Aunque algunos de los comerciantes del primer cuadro de la ciudad reconocen que se han acostumbrado a las manifestaciones, algunos más exigen que se ponga un alto a las protestas de los normalistas, pues sus ingresos se están viendo afectados.
Lo anterior, como resultado de las movilizaciones que se realizan por parte de estudiantes de la Escuela Normal Rural Mactumactzá.
“De por sí con la pandemia dejamos de vender y ahora con estos muchachos la gente se espanta y se va; no podemos vender si ellos están porque se corre el peligro de ser agredidos”, expone uno de los comerciantes establecidos sobre la avenida Central.
Desacuerdo tras vandalismo
Una mujer dedicada a la venta de productos varios asegura que las afectaciones son visibles, al grado de que al menos un par de comercios han tenido que cerrar o cambiarse de manera definitiva de lugar, pues el alquiler de los locales debe pagarse de manera puntual y sin importar si hay o no pandemia, o que las ventas se reduzcan por las protestas, ya sea de normalistas o en su momento por grupos de mujeres que, incluso, algunas han vandalizado comercios pequeños.
“Tardaron meses en arreglar los cristales de las agencias de autos y lo que han hecho muchos es poner cortinas metálicas, pero para eso se necesita dinero, no son baratas”, comparte.

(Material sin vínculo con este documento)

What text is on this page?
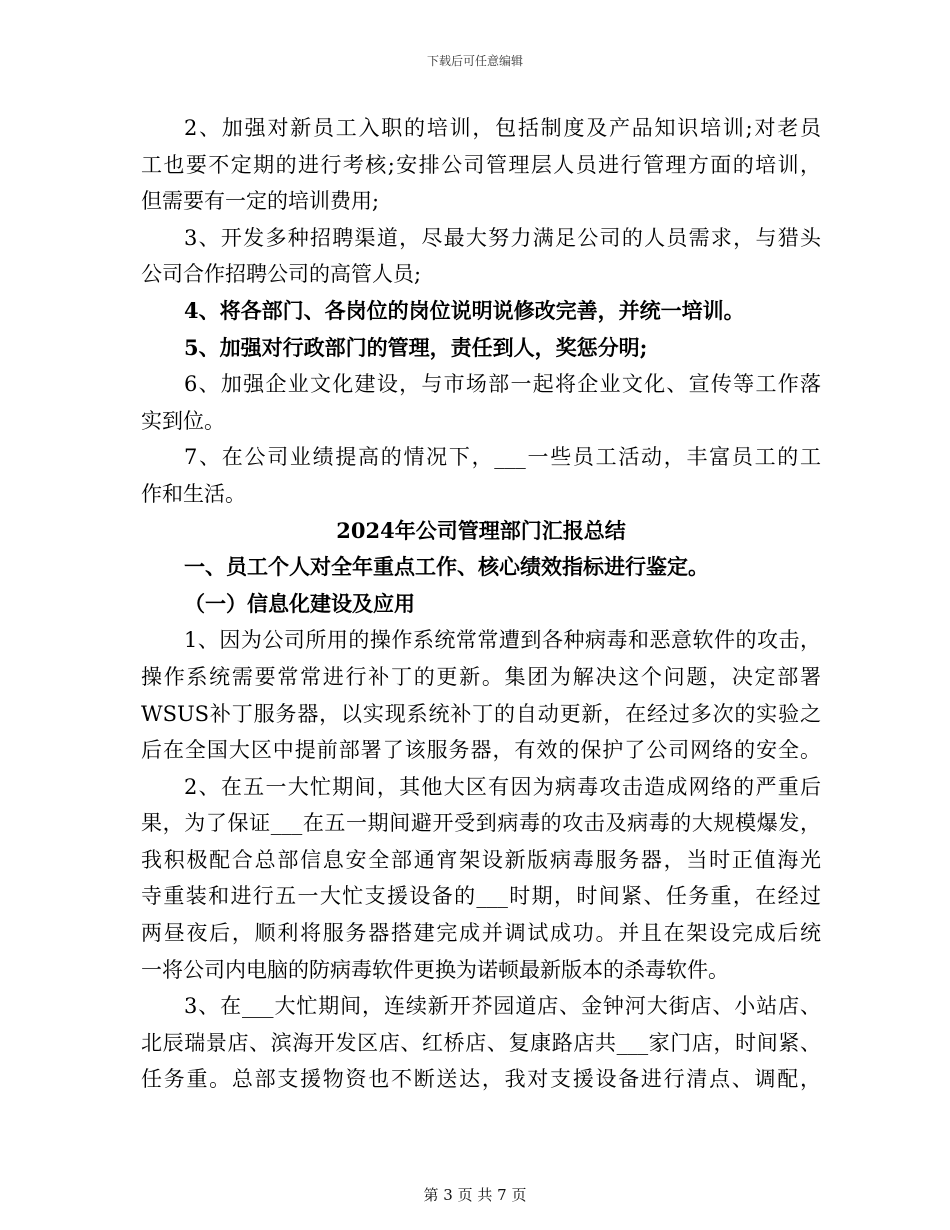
下载后可任意编辑
2、加强对新员工入职的培训，包括制度及产品知识培训;对老员
工也要不定期的进行考核;安排公司管理层人员进行管理方面的培训，
但需要有一定的培训费用;
3、开发多种招聘渠道，尽最大努力满足公司的人员需求，与猎头
公司合作招聘公司的高管人员;
4、将各部门、各岗位的岗位说明说修改完善，并统一培训。
5、加强对行政部门的管理，责任到人，奖惩分明;
6、加强企业文化建设，与市场部一起将企业文化、宣传等工作落
实到位。
7、在公司业绩提高的情况下，___一些员工活动，丰富员工的工
作和生活。
2024年公司管理部门汇报总结
一、员工个人对全年重点工作、核心绩效指标进行鉴定。
（一）信息化建设及应用
1、因为公司所用的操作系统常常遭到各种病毒和恶意软件的攻击，
操作系统需要常常进行补丁的更新。集团为解决这个问题，决定部署
WSUS补丁服务器，以实现系统补丁的自动更新，在经过多次的实验之
后在全国大区中提前部署了该服务器，有效的保护了公司网络的安全。
2、在五一大忙期间，其他大区有因为病毒攻击造成网络的严重后
果，为了保证___在五一期间避开受到病毒的攻击及病毒的大规模爆发，
我积极配合总部信息安全部通宵架设新版病毒服务器，当时正值海光
寺重装和进行五一大忙支援设备的___时期，时间紧、任务重，在经过
两昼夜后，顺利将服务器搭建完成并调试成功。并且在架设完成后统
一将公司内电脑的防病毒软件更换为诺顿最新版本的杀毒软件。
3、在___大忙期间，连续新开芥园道店、金钟河大街店、小站店、
北辰瑞景店、滨海开发区店、红桥店、复康路店共___家门店，时间紧、
任务重。总部支援物资也不断送达，我对支援设备进行清点、调配，
第 3 页 共 7 页
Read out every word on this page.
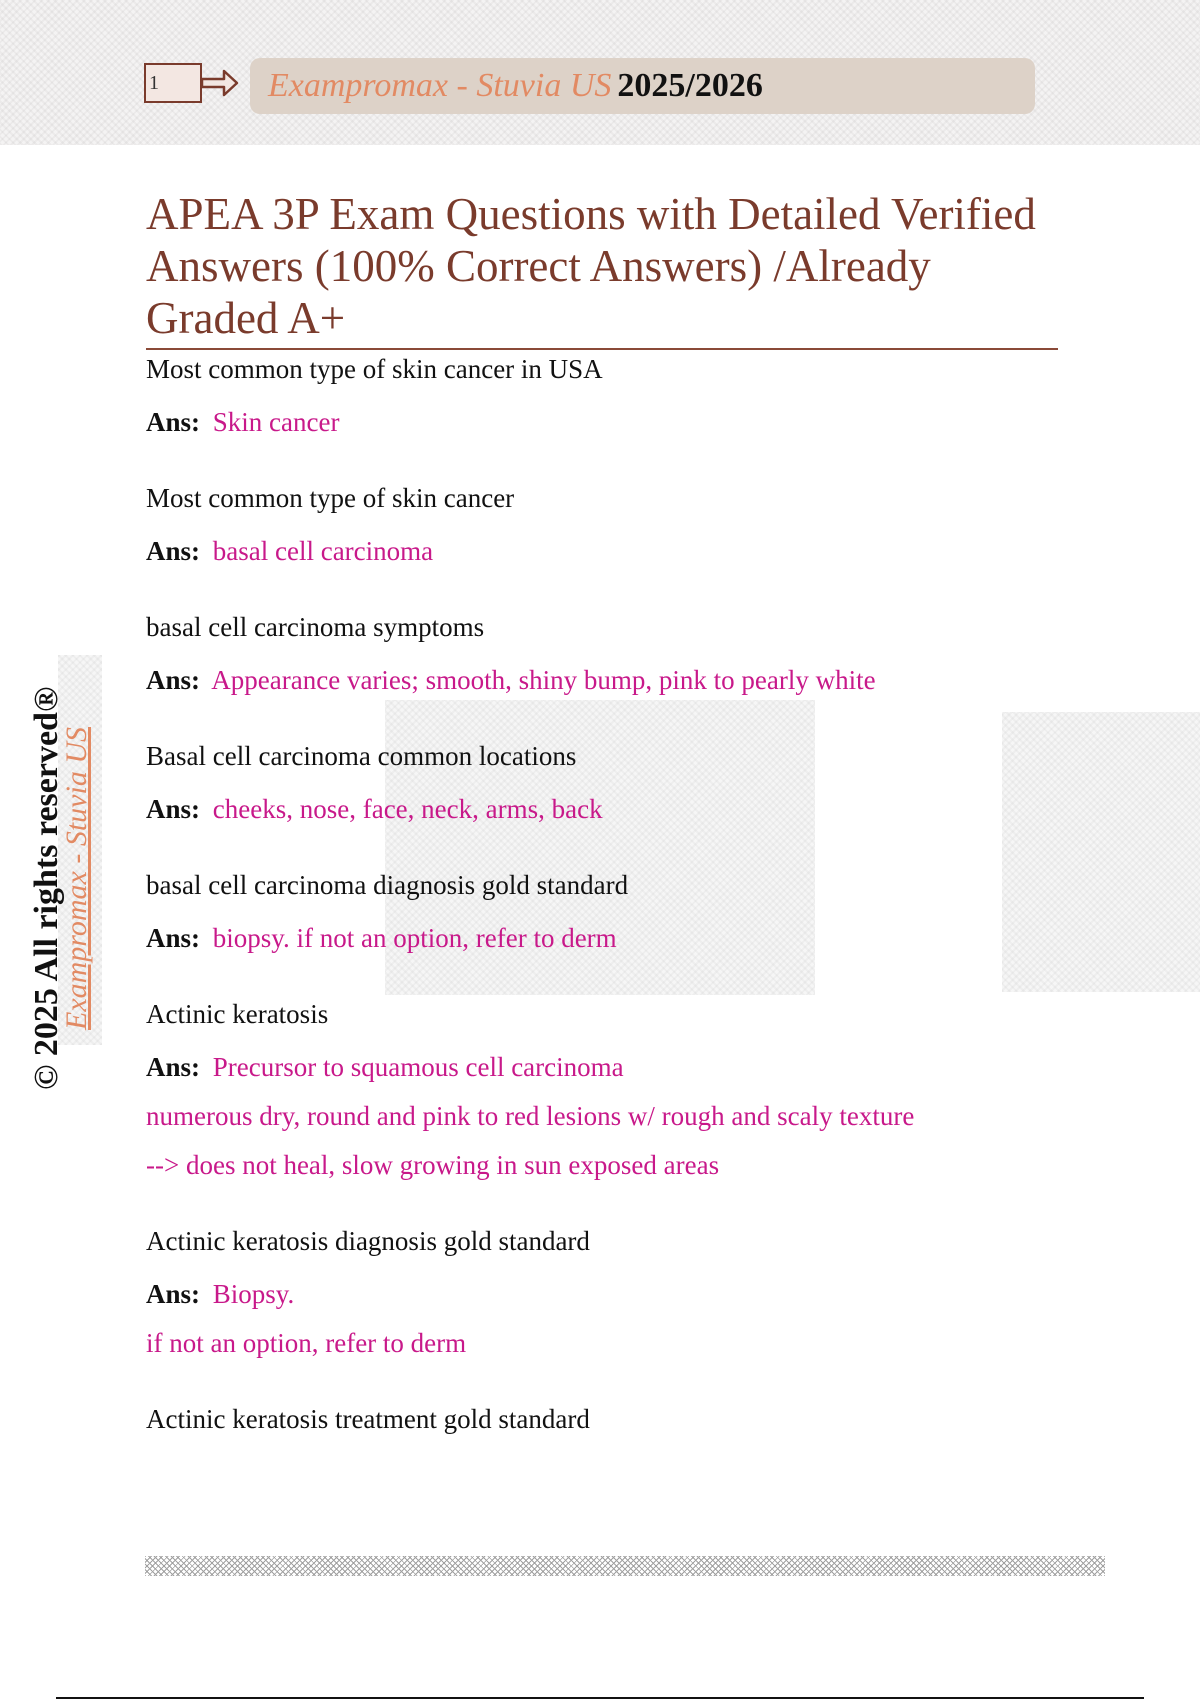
1	Exampromax - Stuvia US 2025/2026
© 2025 All rights reserved®
Exampromax - Stuvia US
APEA 3P Exam Questions with Detailed Verified Answers (100% Correct Answers) /Already Graded A+

Most common type of skin cancer in USA

Ans: Skin cancer

Most common type of skin cancer

Ans: basal cell carcinoma

basal cell carcinoma symptoms

Ans: Appearance varies; smooth, shiny bump, pink to pearly white

Basal cell carcinoma common locations

Ans: cheeks, nose, face, neck, arms, back

basal cell carcinoma diagnosis gold standard

Ans: biopsy. if not an option, refer to derm

Actinic keratosis

Ans: Precursor to squamous cell carcinoma

numerous dry, round and pink to red lesions w/ rough and scaly texture

--> does not heal, slow growing in sun exposed areas

Actinic keratosis diagnosis gold standard

Ans: Biopsy.

if not an option, refer to derm

Actinic keratosis treatment gold standard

Ayer jueves se sumaron varios días de manifestaciones de los estudiantes normalistas, luego de que en días pasados retuvieron un camión de una empresa trasnacional mientras realizaron la entrega de información en los alrededores de la entrada poniente de la ciudad, en el punto conocido como la Pochota.
Asimismo, realizaron una marcha que inició desde el punto conocido como ex fuente Mactumactzá hasta la explanada del parque Central, en donde concluyeron con la quema simbólica de una muñeca con una imagen de la titular de la Secretaría de Educación.